International shopper activity slows in Q1

International shopper activity across Europe’s retail destinations fell slightly in the first quarter of the year compared with the previous quarter, as a short burst of gains for the British pound weakened the purchasing power of more than half of Europe’s top 25 non-EU visitor nations.

The median score of the latest Planet Shopper Index - which combines retail sales and economic indicators to illustrate the strength of international shopper activity in Europe - fell from 97 in the final quarter of 2018 to 95 in the first quarter of this year.

As one of Europe’s premier retail destinations, currency fluctuations in the UK often affect international shoppers’ willingness to spend, and can often be impactful enough to reduce arrivals.

The reverse was true two years ago when the UK experienced a post-referendum boom in international shopper spend following the post-Brexit-vote depreciation of the pound.

Data from the first quarter saw global luxury shopping powerhouse China retain its position at the top of the table – but the gap between it and other nations narrowed.

Traditionally one of Europe’s most prolific luxury shopping nations, Russia’s international spending power rose in the last quarter after a torrid 2018, thanks to inflation falling from a fourth quarter 2018 average of 3.9 per cent to 2.6 per cent and a strengthening of the ruble against the euro by more than triple the rate of the previous quarter.

With a greater volume of expendable income, Russian shoppers in Europe spent an average of €526 per purchase in the first quarter – up from €519 the previous quarter. Overall sales volumes also saw a significant increase, leapfrogging the US into second place behind China by this measure.

Saudi Arabia meanwhile dropped from 9th to 12th place in the league table, partly due to a 1.2 per cent fall in the nation’s GDP during the first quarter – the second biggest fall out of the 25 countries included in the index.
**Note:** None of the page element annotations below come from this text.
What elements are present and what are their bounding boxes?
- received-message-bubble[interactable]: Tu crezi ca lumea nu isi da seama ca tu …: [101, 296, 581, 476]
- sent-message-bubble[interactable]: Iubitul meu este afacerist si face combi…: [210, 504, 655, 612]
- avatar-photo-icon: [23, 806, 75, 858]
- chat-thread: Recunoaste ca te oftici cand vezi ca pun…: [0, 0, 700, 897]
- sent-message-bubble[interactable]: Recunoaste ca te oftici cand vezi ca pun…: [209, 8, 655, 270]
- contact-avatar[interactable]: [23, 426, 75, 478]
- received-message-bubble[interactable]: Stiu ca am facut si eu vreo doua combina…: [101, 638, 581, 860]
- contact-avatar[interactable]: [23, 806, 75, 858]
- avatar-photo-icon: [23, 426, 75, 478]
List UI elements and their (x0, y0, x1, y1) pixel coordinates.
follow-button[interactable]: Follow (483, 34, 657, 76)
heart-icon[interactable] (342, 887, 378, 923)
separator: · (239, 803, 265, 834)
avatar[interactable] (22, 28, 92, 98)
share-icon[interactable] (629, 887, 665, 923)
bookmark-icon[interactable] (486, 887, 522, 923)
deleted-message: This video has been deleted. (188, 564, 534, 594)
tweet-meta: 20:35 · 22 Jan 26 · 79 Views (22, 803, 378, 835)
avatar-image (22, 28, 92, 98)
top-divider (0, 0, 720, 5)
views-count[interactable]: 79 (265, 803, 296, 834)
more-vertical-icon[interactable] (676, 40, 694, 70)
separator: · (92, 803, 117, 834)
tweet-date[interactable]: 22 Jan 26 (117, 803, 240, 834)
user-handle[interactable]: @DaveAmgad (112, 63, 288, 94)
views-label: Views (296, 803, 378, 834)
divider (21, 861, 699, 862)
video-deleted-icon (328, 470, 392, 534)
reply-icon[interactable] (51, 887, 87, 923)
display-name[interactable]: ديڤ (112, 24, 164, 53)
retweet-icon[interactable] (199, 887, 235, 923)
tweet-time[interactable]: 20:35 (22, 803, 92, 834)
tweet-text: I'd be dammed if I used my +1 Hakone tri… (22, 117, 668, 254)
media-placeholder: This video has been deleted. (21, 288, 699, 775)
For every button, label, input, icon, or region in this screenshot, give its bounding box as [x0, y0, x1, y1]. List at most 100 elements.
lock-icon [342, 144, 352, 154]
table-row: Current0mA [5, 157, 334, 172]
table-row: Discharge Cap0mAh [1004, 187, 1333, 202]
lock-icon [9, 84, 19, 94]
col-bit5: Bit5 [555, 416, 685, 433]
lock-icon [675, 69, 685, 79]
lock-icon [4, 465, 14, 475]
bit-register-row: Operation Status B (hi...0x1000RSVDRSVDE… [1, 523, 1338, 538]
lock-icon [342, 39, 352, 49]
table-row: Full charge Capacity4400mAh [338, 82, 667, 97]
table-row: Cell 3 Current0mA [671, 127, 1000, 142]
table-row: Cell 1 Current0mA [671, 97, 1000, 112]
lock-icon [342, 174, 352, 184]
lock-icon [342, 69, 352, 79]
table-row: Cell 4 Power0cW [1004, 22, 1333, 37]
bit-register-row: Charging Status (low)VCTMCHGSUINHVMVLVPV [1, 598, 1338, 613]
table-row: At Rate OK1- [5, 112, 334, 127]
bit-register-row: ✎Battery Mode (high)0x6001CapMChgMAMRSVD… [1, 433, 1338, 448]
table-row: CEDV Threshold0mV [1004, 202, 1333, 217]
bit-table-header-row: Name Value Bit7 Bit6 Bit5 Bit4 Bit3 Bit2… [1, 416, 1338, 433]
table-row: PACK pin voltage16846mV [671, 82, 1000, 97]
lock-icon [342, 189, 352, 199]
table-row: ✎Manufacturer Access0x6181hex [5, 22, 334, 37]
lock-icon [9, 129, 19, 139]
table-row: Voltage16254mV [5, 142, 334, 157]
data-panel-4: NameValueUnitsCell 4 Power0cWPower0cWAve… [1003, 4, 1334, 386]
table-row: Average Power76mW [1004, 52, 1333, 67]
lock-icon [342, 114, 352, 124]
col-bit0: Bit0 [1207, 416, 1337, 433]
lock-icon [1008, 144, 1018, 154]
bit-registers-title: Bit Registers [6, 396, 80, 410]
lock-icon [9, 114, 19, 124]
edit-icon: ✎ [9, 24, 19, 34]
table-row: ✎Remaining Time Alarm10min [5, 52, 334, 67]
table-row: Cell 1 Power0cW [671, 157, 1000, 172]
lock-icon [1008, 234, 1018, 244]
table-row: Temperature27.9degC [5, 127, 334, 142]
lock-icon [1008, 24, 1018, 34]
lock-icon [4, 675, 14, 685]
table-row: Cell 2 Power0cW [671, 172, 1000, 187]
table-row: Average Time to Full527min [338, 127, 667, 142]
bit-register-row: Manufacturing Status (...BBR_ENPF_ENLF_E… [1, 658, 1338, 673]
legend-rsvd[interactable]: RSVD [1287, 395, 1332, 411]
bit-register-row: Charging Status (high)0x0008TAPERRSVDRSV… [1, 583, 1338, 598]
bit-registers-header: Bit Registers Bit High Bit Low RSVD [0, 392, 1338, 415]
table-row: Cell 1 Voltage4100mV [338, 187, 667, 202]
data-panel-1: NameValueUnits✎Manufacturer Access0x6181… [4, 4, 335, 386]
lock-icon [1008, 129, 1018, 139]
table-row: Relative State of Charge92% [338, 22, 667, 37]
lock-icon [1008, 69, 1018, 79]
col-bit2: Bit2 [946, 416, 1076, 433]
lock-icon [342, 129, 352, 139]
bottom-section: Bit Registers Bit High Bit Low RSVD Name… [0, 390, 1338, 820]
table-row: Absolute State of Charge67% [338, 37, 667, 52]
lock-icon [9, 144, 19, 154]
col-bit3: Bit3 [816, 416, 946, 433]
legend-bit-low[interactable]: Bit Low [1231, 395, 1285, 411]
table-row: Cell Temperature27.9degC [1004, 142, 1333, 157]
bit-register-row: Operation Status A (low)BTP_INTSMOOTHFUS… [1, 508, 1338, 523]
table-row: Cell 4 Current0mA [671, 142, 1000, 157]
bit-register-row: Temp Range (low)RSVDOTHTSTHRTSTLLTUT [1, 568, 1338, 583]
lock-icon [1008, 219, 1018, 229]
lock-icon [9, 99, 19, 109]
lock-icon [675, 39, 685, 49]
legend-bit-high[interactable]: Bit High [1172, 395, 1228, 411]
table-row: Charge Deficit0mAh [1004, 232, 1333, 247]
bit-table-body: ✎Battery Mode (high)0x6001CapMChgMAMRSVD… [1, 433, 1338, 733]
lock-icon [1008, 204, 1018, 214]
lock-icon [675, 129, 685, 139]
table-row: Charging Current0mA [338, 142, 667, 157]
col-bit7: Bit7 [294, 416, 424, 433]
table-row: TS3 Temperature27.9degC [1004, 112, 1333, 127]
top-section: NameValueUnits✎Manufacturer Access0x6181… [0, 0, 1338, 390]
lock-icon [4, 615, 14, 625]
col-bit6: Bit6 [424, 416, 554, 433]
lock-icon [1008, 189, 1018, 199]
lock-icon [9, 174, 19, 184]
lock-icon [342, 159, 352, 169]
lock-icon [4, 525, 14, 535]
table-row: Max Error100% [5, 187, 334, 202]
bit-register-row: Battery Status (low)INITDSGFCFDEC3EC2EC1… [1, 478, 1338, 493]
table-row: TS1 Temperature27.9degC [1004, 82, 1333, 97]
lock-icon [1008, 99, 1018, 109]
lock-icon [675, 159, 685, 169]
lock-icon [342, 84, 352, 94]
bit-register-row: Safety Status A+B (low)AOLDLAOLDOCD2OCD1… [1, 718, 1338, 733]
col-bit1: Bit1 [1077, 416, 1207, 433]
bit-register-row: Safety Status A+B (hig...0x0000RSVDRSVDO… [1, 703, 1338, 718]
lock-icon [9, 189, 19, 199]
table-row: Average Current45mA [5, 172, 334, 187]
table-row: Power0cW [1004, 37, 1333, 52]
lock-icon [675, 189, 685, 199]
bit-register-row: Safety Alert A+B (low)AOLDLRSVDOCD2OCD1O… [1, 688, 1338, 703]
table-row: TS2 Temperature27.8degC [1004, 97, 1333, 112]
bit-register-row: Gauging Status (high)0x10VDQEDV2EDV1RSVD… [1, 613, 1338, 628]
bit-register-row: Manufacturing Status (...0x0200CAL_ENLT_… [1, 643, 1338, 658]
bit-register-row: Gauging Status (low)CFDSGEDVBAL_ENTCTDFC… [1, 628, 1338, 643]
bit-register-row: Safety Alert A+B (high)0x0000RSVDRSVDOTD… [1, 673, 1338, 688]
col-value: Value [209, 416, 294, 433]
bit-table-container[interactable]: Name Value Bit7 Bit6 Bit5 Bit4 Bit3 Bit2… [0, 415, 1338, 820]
This contraction came as the IMF projected that the country’s budget deficit will hit seven per cent of GDP by the end of the year: indicating that economic growth is not keeping up with spending, likely trickling down to consumers and resulting in a lower willingness to travel and spend abroad.

David Perrotta, UK country manager at Planet said: “Despite a slowdown in Q1, our latest monthly Planet Intelligence data point to strong gains for the European retail sector in Q2 – with tax-free sales experiencing double-digit growth.

“Our data revealed that Europe-wide sales to international shoppers grew by 11 per cent in April compared with the previous year – the highest figure in 22 months,” he continued, adding that the situation in the UK was even more positive, with April growth of 15 per cent.